Revised Second Quarter Guidance

It was not a surprise to see shares sell off 10% after the April 23rd press release. It was a classic case of consensus expectations getting overly optimistic and despite a solid first quarter number from the company; the expectations were just too high. What took me by surprise and spooked investors was a revision to guidance issued on May 12th, less than three weeks after the initial guidance above. On the May 12th press release, Core Labs guides expectations even lower for second quarter to $265 to $270 mil. with EPS of $1.32 to $1.35 and full year projected EPS of $5.80 to $6.00 on revenue of $1,100 mil. Investors reacted violently (and was justified to do so) sending shares down another 12% on top of the 10% move following first quarter earnings.

This was a major misstep on management's part and is simply inexcusable. Management provided the following rationale on their May 12th press release, "Core Laboratories recorded April 2014 operating results below those of March 2014, the Company's second most profitable March ever, precipitating new second quarter and full year 2014 earnings per share guidance. The Company had used encouraging March results, following the weather affected results from February, and improving North American activity levels, in general, to set prior second quarter 2014 guidance and to maintain its prior full year EPS guidance."

To be quite frank, I find this rationale completely bogus. There was only a three-week window between the two press releases and considering the first press release was sent out April 23rd (2/3rds of April already completed), I would assume that management had a grasp of what April would look like. Why not just increase the range of the guidance to begin with and save from having to send out a second press release? This would make management look much more competent and I believe the reaction from investors would have been less unnerving.


Management has failed in properly communicating guidance to investors.
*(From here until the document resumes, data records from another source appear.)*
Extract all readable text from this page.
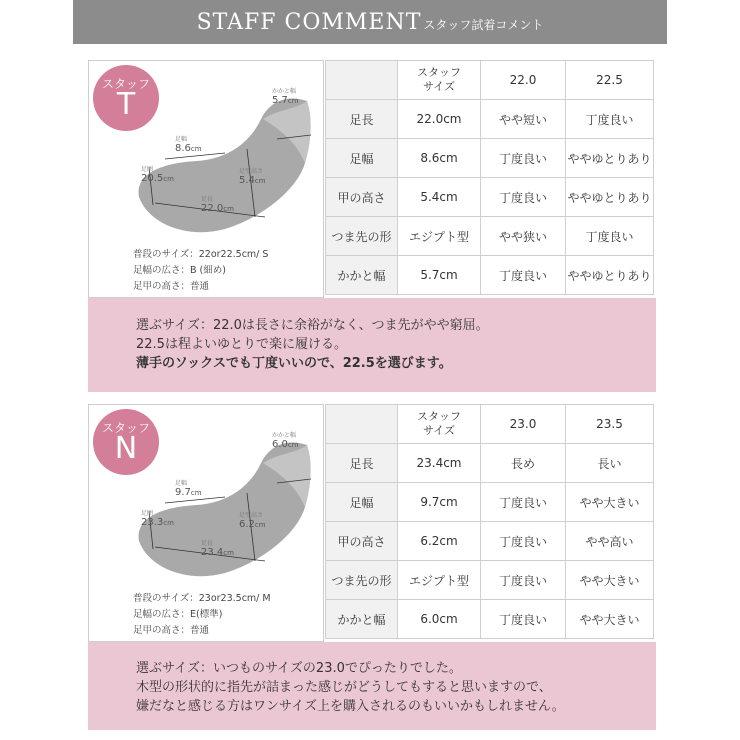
STAFF COMMENT スタッフ試着コメント
スタッフ
T	かかと幅
5.7cm
足幅
8.6cm
足囲
20.5cm
足甲高さ
5.4cm
足長
22.0cm
普段のサイズ：22or22.5cm/ S
足幅の広さ：B (細め)
足甲の高さ：普通

	スタッフ
サイズ	22.0	22.5
足長	22.0cm	やや短い	丁度良い
足幅	8.6cm	丁度良い	ややゆとりあり
甲の高さ	5.4cm	丁度良い	ややゆとりあり
つま先の形	エジプト型	やや狭い	丁度良い
かかと幅	5.7cm	丁度良い	ややゆとりあり

選ぶサイズ：22.0は長さに余裕がなく、つま先がやや窮屈。

22.5は程よいゆとりで楽に履ける。

薄手のソックスでも丁度いいので、22.5を選びます。

スタッフ
N	かかと幅
6.0cm
足幅
9.7cm
足囲
23.3cm
足甲高さ
6.2cm
足長
23.4cm
普段のサイズ：23or23.5cm/ M
足幅の広さ：E(標準)
足甲の高さ：普通

	スタッフ
サイズ	23.0	23.5
足長	23.4cm	長め	長い
足幅	9.7cm	丁度良い	やや大きい
甲の高さ	6.2cm	丁度良い	やや高い
つま先の形	エジプト型	丁度良い	やや大きい
かかと幅	6.0cm	丁度良い	やや大きい

選ぶサイズ：いつものサイズの23.0でぴったりでした。

木型の形状的に指先が詰まった感じがどうしてもすると思いますので、

嫌だなと感じる方はワンサイズ上を購入されるのもいいかもしれません。
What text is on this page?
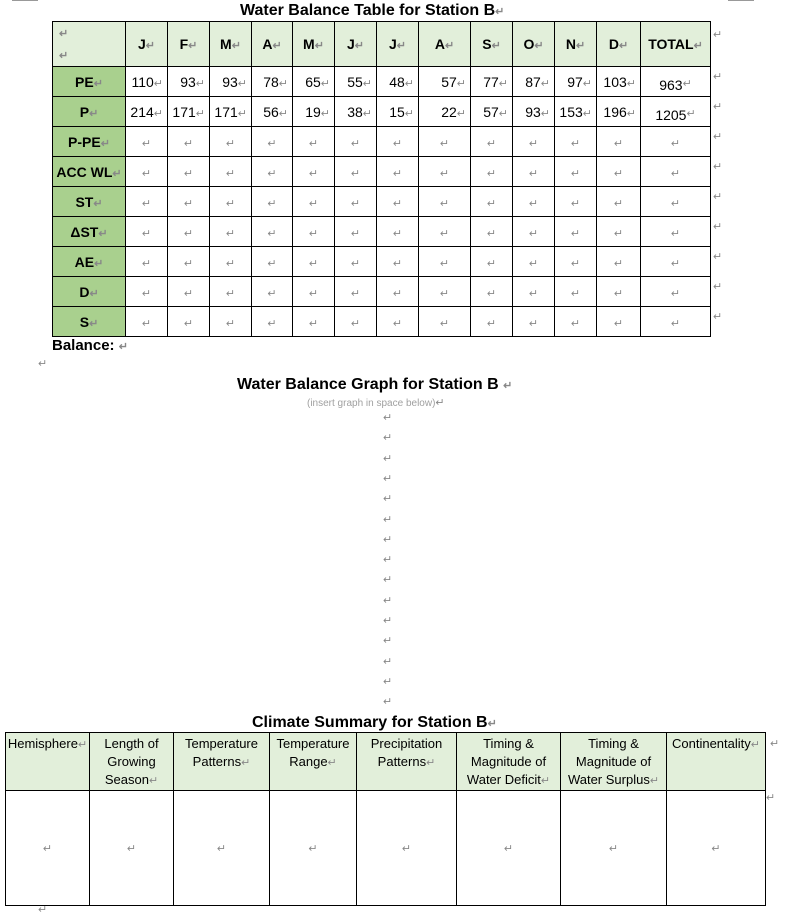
Water Balance Table for Station B↵
↵
↵	J↵	F↵	M↵	A↵	M↵	J↵	J↵	A↵	S↵	O↵	N↵	D↵	TOTAL↵
PE↵	110↵	93↵	93↵	78↵	65↵	55↵	48↵	57↵	77↵	87↵	97↵	103↵	963↵
P↵	214↵	171↵	171↵	56↵	19↵	38↵	15↵	22↵	57↵	93↵	153↵	196↵	1205↵
P-PE↵	↵	↵	↵	↵	↵	↵	↵	↵	↵	↵	↵	↵	↵
ACC WL↵	↵	↵	↵	↵	↵	↵	↵	↵	↵	↵	↵	↵	↵
ST↵	↵	↵	↵	↵	↵	↵	↵	↵	↵	↵	↵	↵	↵
ΔST↵	↵	↵	↵	↵	↵	↵	↵	↵	↵	↵	↵	↵	↵
AE↵	↵	↵	↵	↵	↵	↵	↵	↵	↵	↵	↵	↵	↵
D↵	↵	↵	↵	↵	↵	↵	↵	↵	↵	↵	↵	↵	↵
S↵	↵	↵	↵	↵	↵	↵	↵	↵	↵	↵	↵	↵	↵
↵
↵
↵
↵
↵
↵
↵
↵
↵
↵
Balance: ↵
↵
Water Balance Graph for Station B ↵
(insert graph in space below)↵
↵
↵
↵
↵
↵
↵
↵
↵
↵
↵
↵
↵
↵
↵
↵
Climate Summary for Station B↵
Hemisphere↵	Length of Growing Season↵	Temperature Patterns↵	Temperature Range↵	Precipitation Patterns↵	Timing & Magnitude of Water Deficit↵	Timing & Magnitude of Water Surplus↵	Continentality↵
↵	↵	↵	↵	↵	↵	↵	↵
↵
↵
↵
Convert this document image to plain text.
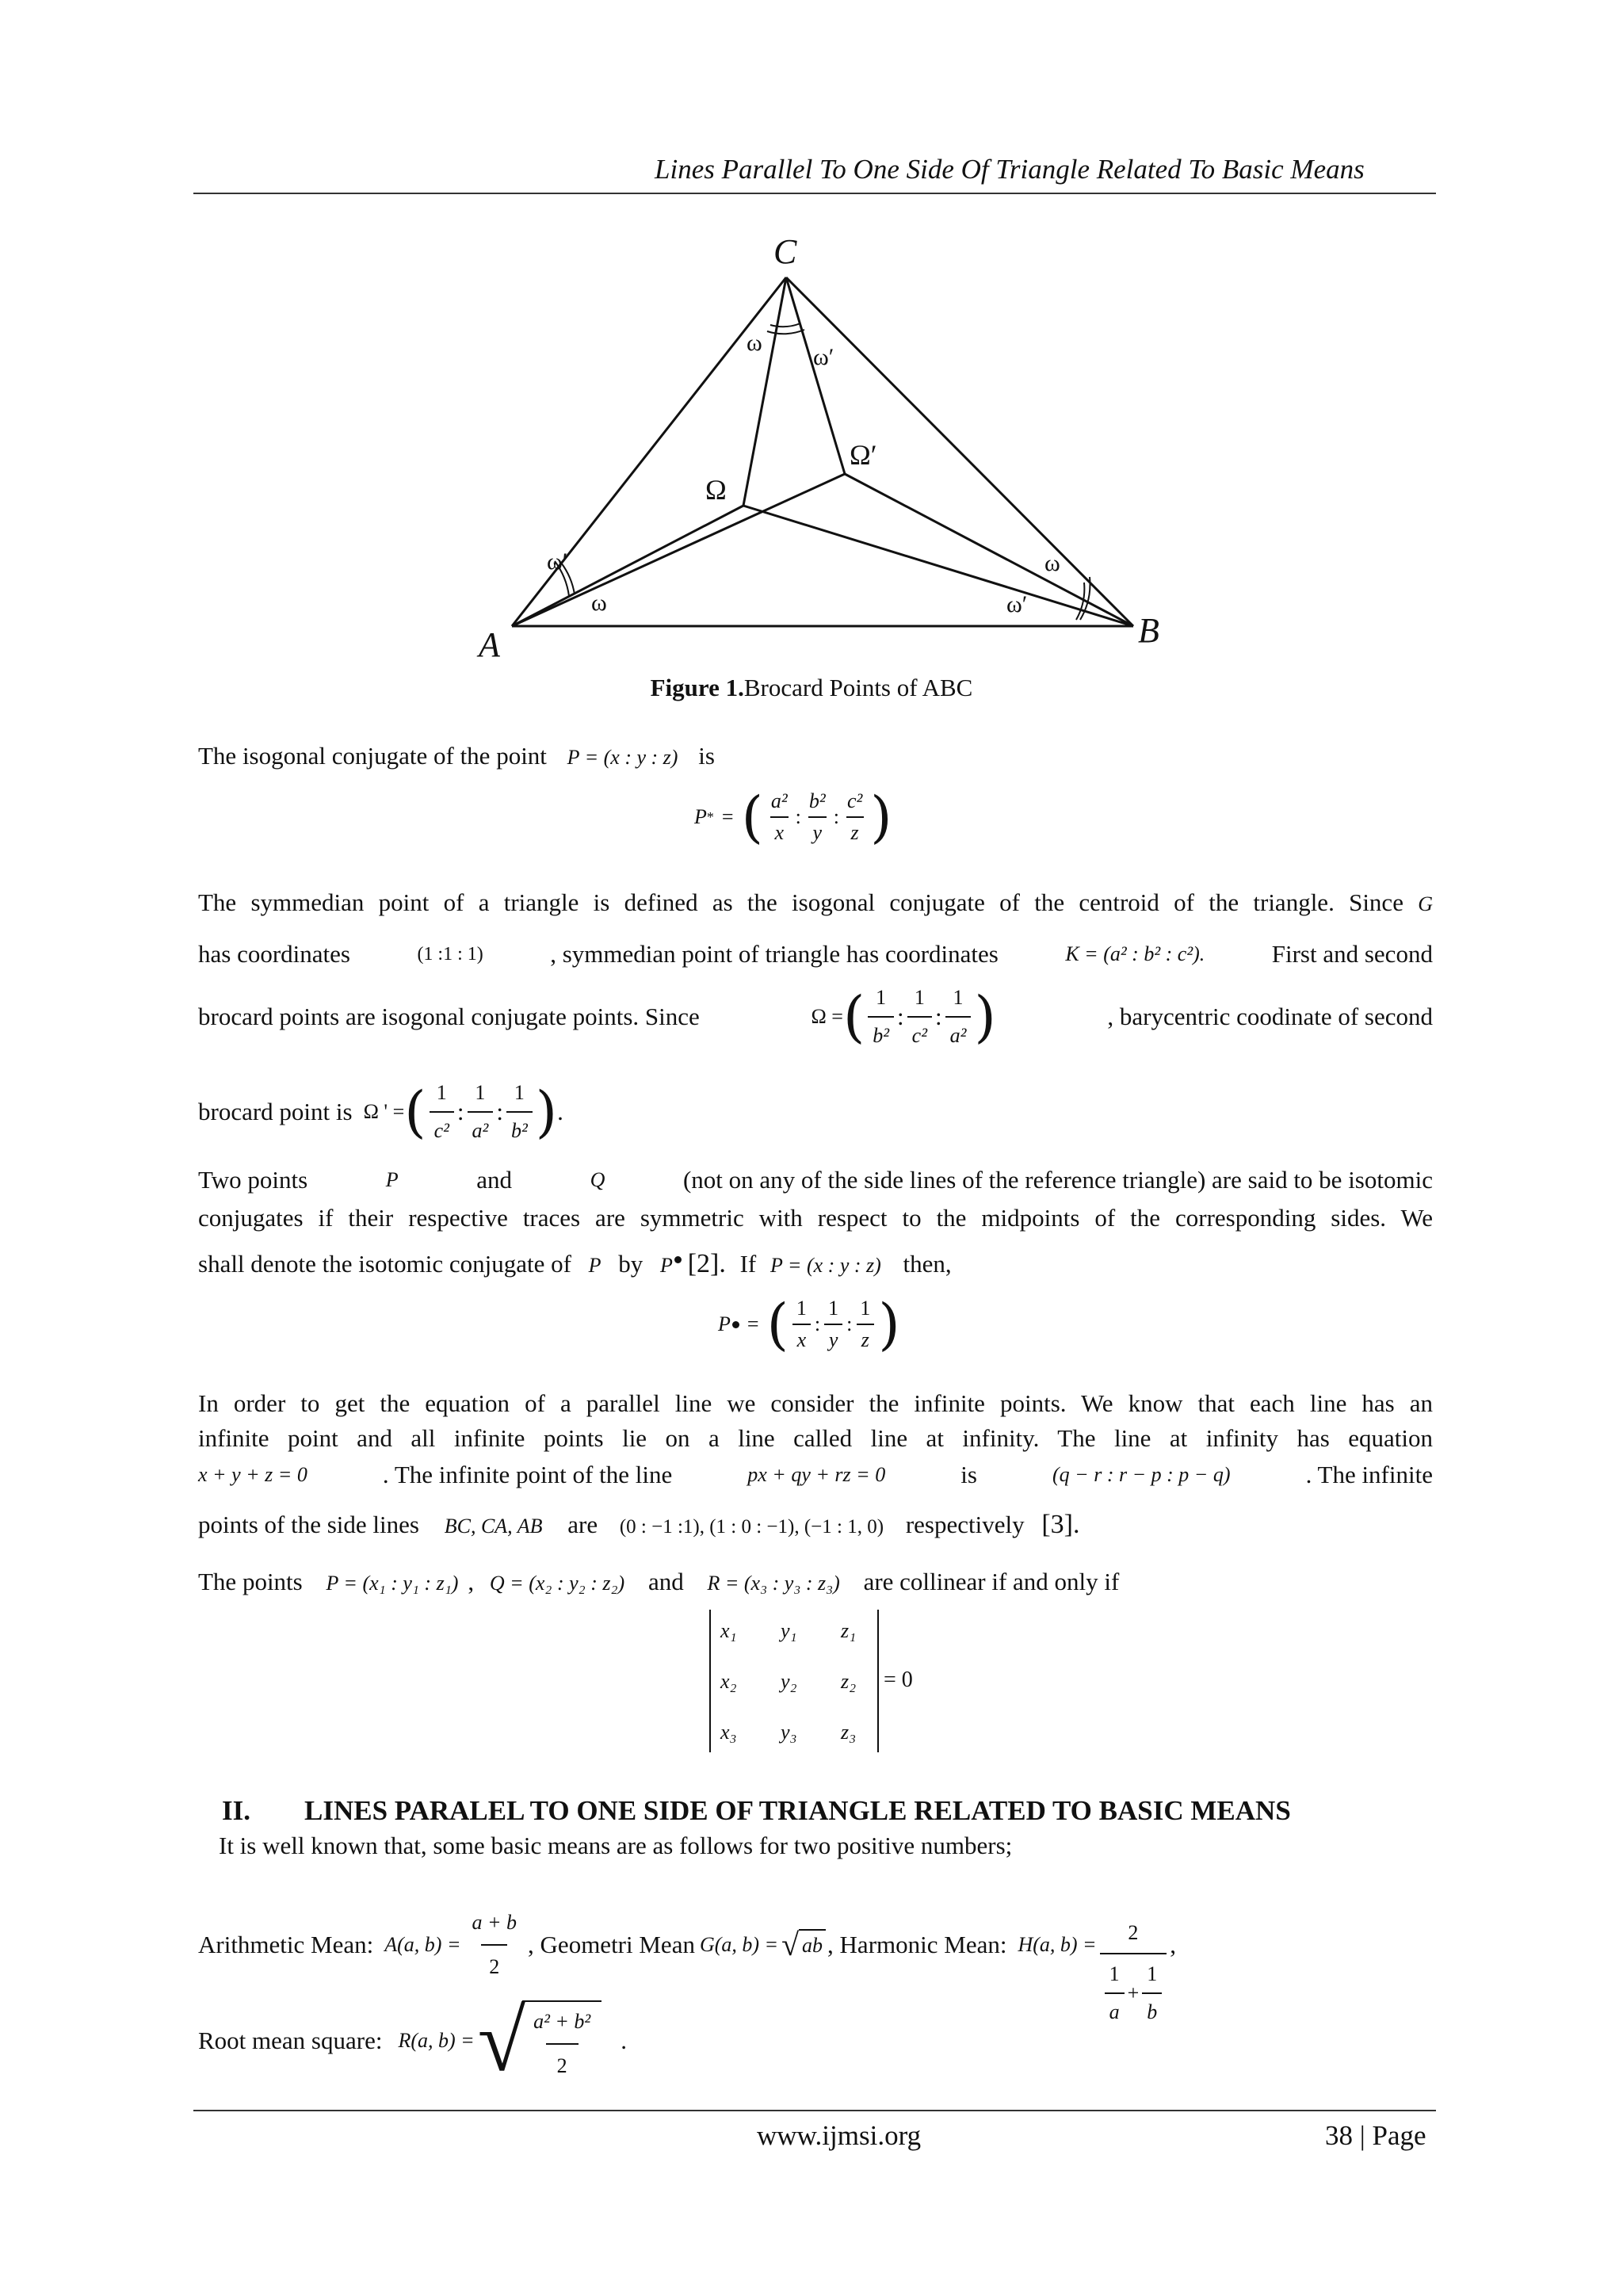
Lines Parallel To One Side Of Triangle Related To Basic Means
A	B
C
Ω
Ω′
ω
ω′
ω′
ω
ω
ω′
Figure 1.Brocard Points of ABC
The isogonal conjugate of the point P = (x : y : z) is
P * = ( $\frac{\text{a²}}{x}$ : $\frac{\text{b²}}{y}$ : $\frac{\text{c²}}{z}$ )
The symmedian point of a triangle is defined as the isogonal conjugate of the centroid of the triangle. Since G
has coordinates	(1 :1 : 1)	, symmedian point of triangle has coordinates	K = (a² : b² : c²).	First and second
brocard points are isogonal conjugate points. Since	Ω = ( $\frac{1}{\text{b²}}$ : $\frac{1}{\text{c²}}$ : $\frac{1}{\text{a²}}$ )	, barycentric coodinate of second
brocard point is Ω ' = ( $\frac{1}{\text{c²}}$ : $\frac{1}{\text{a²}}$ : $\frac{1}{\text{b²}}$ ) .
Two points	P	and	Q	(not on any of the side lines of the reference triangle) are said to be isotomic
conjugates if their respective traces are symmetric with respect to the midpoints of the corresponding sides. We
shall denote the isotomic conjugate of P by P [2]. If P = (x : y : z) then,
P = ( $\frac{1}{x}$ : $\frac{1}{y}$ : $\frac{1}{z}$ )
In order to get the equation of a parallel line we consider the infinite points. We know that each line has an
infinite point and all infinite points lie on a line called line at infinity. The line at infinity has equation
x + y + z = 0	. The infinite point of the line	px + qy + rz = 0	is	(q − r : r − p : p − q)	. The infinite
points of the side lines BC, CA, AB are (0 : −1 :1), (1 : 0 : −1), (−1 : 1, 0) respectively [3].
The points P = (x₁ : y₁ : z₁) , Q = (x₂ : y₂ : z₂) and R = (x₃ : y₃ : z₃) are collinear if and only if
x₁ y₁ z₁
x₂ y₂ z₂
x₃ y₃ z₃
= 0
II. LINES PARALEL TO ONE SIDE OF TRIANGLE RELATED TO BASIC MEANS
It is well known that, some basic means are as follows for two positive numbers;
Arithmetic Mean: A(a, $b) = \frac{a + b}{2}$ , Geometri Mean G(a, b) = √ ab , Harmonic Mean: H(a, $b) = \frac{2}{\frac{1}{a} + \frac{1}{b}}$ ,
Root mean square: R(a, b) = √
$\frac{\text{a² + b²}}{2}$ .
www.ijmsi.org	38 | Page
As such, I cannot recommend buying shares of Core Labs in advance of second quarter earnings despite lower expectations this time around and multiple secular growth drivers behind the company. I need management to show me that they can still perform by meeting their revised second quarter guidance and reaffirming full year outlook before putting any capital to risk. Should this case play out for second quarter, look for the stock to close its gap on May 12th and move back up to $190 fairly quickly.

Disclosure: The author has no positions in any stocks mentioned, but may initiate a long position in CLB over the next 72 hours. The author wrote this article themselves, and it expresses their own opinions. The author is not receiving compensation for it (other than from Seeking Alpha). The author has no business relationship with any company whose stock is mentioned in this article.